Fannie Mae, the home loan financing giant beleaguered by major financial misstatements, will withhold last year’s cash bonuses for its top managers, according to a Securities and Exchange Commission report. Fannie Mae also reported that its principal accounting officer, Leanne G. Spencer, is stepping down as senior vice president and controller on Jan. 31.
Fannie Mae last month replaced Franklin Raines, its chairman and CEO, who announced he was taking early retirement, and Fannie Mae’s chief financial officer, Timothy Howard, resigned Dec. 21. The two left in the wake of an SEC directive to make accounting corrections that could knock out some $9 billion of Fannie Mae’s past profit. Fannie Mae’s financial accounting troubles have drawn shareholder lawsuits and investigations by the Justice Department and the Securities and Exchange Commission.
Fannie Mae’s federal regulator, the Office of Federal Housing Enterprise Oversight, had asked the company to hold off paying any compensation to Raines until there was an investigation of this compensation package and Raines’ retire early retirement. Raines was reportedly due to receive a pension of about $1.3 million a year for life, according to SEC documents. In the SEC documents, Fannie Mae also revealed that Raines has deferred compensation of $8.7 million to be paid through 2020 and owns more than $5.5 million in the company’s stock.
On Jan. 18, Fannie Mae appointed David C. Hisey as senior vice president and controller, effective Feb. 1. Hisey, 44, has served as Fannie Mae’s senior vice president of financial controls and operations since Jan. 3 of this year, and he earlier served as managing director and practice leader of the lending and leasing group and vice president of financial services consulting at BearingPoint Inc., formerly known as KPMG Consulting, Inc.
In the Jan. 21 SEC filing, Fannie Mae announced that no 2004 cash bonuses will be paid to the company’s executive officers or senior vice presidents. “The Compensation Committee and the Board (of Directors) also determined to defer certain actions under Fannie Mae’s performance share program until Fannie Mae has reliable financial data for prior fiscal years,” the company also announced.
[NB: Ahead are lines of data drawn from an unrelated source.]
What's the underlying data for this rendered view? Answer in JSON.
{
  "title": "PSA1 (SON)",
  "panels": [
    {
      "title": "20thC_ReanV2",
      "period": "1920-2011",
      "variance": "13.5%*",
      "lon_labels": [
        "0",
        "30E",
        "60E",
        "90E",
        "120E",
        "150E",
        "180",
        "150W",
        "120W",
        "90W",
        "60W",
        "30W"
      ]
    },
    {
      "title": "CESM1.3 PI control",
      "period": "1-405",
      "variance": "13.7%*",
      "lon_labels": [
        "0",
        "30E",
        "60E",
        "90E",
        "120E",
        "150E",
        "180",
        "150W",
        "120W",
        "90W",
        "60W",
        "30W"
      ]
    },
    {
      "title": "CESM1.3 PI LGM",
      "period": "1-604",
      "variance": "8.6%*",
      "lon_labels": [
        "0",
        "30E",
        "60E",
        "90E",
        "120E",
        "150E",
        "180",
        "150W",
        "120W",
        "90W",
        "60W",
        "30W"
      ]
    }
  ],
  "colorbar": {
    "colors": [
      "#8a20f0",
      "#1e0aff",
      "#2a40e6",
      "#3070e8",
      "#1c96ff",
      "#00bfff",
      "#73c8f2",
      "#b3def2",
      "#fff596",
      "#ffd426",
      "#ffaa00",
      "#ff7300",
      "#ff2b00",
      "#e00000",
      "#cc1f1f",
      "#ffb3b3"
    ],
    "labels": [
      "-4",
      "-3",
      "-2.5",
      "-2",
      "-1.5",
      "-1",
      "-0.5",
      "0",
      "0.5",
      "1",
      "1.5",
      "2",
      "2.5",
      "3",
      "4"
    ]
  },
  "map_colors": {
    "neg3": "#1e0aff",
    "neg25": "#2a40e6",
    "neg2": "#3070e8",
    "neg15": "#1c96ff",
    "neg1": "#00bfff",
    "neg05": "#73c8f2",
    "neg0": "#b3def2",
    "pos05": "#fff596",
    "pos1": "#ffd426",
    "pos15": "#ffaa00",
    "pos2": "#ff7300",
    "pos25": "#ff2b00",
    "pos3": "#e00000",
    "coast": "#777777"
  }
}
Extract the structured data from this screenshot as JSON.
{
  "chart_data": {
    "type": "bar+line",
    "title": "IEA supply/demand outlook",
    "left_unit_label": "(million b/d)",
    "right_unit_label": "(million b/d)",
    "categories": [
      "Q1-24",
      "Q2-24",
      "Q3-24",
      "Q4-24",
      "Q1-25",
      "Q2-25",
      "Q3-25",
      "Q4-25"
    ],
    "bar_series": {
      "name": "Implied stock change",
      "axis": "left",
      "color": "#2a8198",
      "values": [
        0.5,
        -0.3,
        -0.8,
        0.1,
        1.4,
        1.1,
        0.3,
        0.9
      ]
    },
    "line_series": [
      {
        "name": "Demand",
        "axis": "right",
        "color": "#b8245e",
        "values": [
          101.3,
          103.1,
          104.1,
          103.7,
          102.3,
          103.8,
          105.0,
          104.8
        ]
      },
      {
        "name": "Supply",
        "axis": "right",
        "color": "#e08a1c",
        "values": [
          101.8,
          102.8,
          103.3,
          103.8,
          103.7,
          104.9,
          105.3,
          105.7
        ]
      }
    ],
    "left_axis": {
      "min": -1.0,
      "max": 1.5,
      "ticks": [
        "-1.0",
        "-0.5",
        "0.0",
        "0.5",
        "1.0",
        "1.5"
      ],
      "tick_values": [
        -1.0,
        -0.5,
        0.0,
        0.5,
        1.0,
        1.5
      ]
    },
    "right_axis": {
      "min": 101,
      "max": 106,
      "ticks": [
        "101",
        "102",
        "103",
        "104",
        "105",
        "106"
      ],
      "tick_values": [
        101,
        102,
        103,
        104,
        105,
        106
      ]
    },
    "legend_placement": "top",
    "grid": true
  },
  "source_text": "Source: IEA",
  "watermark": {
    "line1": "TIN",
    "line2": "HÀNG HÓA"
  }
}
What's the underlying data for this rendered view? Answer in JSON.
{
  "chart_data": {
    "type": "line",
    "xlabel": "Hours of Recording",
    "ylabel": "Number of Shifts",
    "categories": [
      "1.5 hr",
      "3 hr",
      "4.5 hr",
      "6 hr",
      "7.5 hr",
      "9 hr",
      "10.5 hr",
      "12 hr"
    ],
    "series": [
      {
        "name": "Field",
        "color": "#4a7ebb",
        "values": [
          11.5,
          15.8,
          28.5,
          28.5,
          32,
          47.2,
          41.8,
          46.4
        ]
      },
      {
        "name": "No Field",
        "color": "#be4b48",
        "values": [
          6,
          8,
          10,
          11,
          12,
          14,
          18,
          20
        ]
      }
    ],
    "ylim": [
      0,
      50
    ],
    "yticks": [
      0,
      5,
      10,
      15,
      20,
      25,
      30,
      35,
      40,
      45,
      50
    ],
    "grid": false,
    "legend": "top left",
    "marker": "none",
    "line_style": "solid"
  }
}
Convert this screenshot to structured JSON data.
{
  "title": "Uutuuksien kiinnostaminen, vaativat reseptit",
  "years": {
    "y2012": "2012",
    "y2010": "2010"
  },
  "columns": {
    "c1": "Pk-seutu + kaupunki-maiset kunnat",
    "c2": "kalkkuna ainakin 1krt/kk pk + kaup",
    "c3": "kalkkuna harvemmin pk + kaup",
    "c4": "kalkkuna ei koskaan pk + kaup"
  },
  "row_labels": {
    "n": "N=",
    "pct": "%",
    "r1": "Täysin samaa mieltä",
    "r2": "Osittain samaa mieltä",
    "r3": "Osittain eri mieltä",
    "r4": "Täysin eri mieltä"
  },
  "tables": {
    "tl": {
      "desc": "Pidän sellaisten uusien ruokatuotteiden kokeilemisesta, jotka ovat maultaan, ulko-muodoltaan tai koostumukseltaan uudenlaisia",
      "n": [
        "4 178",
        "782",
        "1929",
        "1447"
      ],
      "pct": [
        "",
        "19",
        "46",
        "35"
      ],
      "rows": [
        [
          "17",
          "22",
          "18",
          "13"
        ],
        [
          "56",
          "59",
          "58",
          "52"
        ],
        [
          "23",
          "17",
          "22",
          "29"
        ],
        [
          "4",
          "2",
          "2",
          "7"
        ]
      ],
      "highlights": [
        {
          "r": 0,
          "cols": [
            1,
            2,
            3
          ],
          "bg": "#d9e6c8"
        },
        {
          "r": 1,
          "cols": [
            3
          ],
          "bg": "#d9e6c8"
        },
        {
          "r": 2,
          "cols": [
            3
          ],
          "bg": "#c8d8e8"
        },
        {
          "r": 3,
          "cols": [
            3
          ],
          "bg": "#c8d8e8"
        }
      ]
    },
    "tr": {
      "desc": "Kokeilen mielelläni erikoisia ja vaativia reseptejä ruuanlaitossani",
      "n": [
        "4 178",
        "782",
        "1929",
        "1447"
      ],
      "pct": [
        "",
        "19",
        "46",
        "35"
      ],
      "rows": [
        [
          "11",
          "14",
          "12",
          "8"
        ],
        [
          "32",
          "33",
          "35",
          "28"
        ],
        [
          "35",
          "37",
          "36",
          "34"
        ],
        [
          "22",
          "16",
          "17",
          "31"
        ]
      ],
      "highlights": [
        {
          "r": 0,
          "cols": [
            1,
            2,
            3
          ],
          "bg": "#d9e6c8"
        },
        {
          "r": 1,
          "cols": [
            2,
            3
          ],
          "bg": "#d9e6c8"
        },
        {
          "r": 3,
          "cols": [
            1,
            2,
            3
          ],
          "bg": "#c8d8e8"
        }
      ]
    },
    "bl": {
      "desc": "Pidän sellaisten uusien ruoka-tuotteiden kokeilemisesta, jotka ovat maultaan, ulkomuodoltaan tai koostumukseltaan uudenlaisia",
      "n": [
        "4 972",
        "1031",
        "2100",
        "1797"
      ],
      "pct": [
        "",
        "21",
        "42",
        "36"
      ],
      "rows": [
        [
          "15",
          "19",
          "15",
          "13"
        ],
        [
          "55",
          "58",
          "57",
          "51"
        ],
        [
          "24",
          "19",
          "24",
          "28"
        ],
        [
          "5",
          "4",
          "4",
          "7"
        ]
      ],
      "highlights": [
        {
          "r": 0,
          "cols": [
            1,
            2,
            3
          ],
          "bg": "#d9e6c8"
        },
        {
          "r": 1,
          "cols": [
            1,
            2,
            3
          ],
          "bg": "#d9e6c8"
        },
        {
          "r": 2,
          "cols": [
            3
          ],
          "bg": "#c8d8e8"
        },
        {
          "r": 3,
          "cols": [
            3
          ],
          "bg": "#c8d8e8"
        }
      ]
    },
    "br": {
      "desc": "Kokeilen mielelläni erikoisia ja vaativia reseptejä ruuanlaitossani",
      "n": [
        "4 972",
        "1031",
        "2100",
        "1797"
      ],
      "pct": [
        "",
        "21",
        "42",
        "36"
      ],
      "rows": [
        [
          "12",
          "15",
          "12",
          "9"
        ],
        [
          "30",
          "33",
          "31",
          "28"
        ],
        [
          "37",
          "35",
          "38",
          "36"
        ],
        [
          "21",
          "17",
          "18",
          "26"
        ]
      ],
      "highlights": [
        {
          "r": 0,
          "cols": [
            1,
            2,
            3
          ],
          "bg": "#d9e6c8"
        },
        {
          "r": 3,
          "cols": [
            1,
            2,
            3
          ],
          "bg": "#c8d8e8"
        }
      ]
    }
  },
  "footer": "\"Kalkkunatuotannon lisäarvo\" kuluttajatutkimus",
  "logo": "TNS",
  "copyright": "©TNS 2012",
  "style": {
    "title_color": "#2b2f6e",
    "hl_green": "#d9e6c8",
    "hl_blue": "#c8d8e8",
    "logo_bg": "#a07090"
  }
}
Also, the company announced that its board of directors approved a bylaws change that eliminates a requirement that the chairman of the Board of Directors must also be its CEO.
Since Dec. 21, Stephen Ashley as served as non-executive chairman of Fannie Mae, and Daniel Mudd has served as interim CEO.
The Washington Post reported that Fannie Mae in 2003 paid bonuses to 749 employees, averaging $86,953 per person.
Shareholder-owned Fannie Mae buys mortgages, repackages them and sells them to investors in order to keep a constant flow of funds in the nation’s home loan industry.